Once you find the correct page, extract the following information:
- Year founded (as a string or null)
- Latest funding round name
- Funding round date
- Funding amount
- List of known investors (as strings)
- Key people (e.g., founders, CEOs, etc)
Use the following tools in order:
1. `scraping_browser_navigate`
2. `scraping_browser_get_text`
3. `scraping_browser_links` and `scraping_browser_click`
Return ONLY a JSON object with the following keys:
{
"founded": str or null,
"funding_round": str or null,
"funding_date": str or null,
"funding_amount": str or null,
"investors": list[str] or null,
"key_people": list[str] or null
}
Do not include HTML, markdown, or explanations.
If a field is missing, use null for that field. If the company cannot be found at all, return null.
Even with Cloudflare's "Are you human?" check, scraping_browser_get_text was able to get through and extract the real page content.
News & Events
The final agent uses the search_engine tool to search for company-related news articles, events or public mentions across Google and other engines. It extracts links and summaries from the search results and surfaces relevant headlines.

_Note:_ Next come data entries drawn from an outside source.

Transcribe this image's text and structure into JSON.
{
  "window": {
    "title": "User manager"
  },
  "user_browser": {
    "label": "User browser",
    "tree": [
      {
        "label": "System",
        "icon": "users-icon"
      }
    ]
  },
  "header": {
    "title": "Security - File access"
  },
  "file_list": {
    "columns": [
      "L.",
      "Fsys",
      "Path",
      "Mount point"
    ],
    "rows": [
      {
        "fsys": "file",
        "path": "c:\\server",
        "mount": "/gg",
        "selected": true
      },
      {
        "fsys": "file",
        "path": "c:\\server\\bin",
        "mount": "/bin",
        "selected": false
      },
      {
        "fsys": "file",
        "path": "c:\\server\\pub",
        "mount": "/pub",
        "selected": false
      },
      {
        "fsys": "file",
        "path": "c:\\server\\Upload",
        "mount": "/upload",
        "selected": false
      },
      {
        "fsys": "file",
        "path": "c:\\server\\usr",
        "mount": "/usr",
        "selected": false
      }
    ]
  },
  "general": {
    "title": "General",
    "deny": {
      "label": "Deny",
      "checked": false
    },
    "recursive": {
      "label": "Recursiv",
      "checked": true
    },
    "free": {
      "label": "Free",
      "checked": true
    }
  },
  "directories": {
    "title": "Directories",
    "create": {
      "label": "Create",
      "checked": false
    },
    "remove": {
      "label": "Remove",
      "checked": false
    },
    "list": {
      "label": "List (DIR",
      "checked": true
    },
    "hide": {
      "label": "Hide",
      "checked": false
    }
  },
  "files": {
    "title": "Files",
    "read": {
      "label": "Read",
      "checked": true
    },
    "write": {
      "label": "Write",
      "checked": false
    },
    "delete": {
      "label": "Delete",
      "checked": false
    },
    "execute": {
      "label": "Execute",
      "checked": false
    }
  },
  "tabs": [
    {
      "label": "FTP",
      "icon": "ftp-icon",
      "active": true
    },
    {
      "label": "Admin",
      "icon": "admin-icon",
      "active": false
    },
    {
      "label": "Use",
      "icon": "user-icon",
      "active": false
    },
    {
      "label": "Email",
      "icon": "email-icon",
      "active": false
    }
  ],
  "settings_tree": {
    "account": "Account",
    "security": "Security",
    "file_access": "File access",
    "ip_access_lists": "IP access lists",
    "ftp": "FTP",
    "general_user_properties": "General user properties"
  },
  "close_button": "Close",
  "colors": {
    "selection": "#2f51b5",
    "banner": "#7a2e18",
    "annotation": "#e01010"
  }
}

Search for news about the company '{company_name}' from 2023, 2024, and 2025.
Extract the following if available:
- Layoffs: Dates and brief summaries of any layoff announcements.
- Scandals: Brief, neutral headlines about controversies or investigations.
- Achievements: Public product launches, funding milestones, acquisitions, or major hires.
Return a structured JSON object with keys:
{
"layoffs": list[str],
"scandals": list[str],
"achievements": list[str]
}
If no news is found in a category, return an empty list.
Do not include HTML, explanations, or irrelevant information.
After collecting data from all four sources, the outputs are cleaned and normalized into a consistent format. This structured input is then passed to openai:gpt-4o, which generates a concise company summary.
Performance Improvements
Real-time web access makes this tool actually useful. If you're relying on APIs or stale datasets, you’ll often miss recent news - like funding rounds, leadership changes, or layoffs that happened last week. With live scraping, you get a snapshot of how the company looks today, not how it looked last quarter. It helps cut through outdated signals and pick up on what’s actually happening - even if that means surfacing things the company would rather you didn’t see.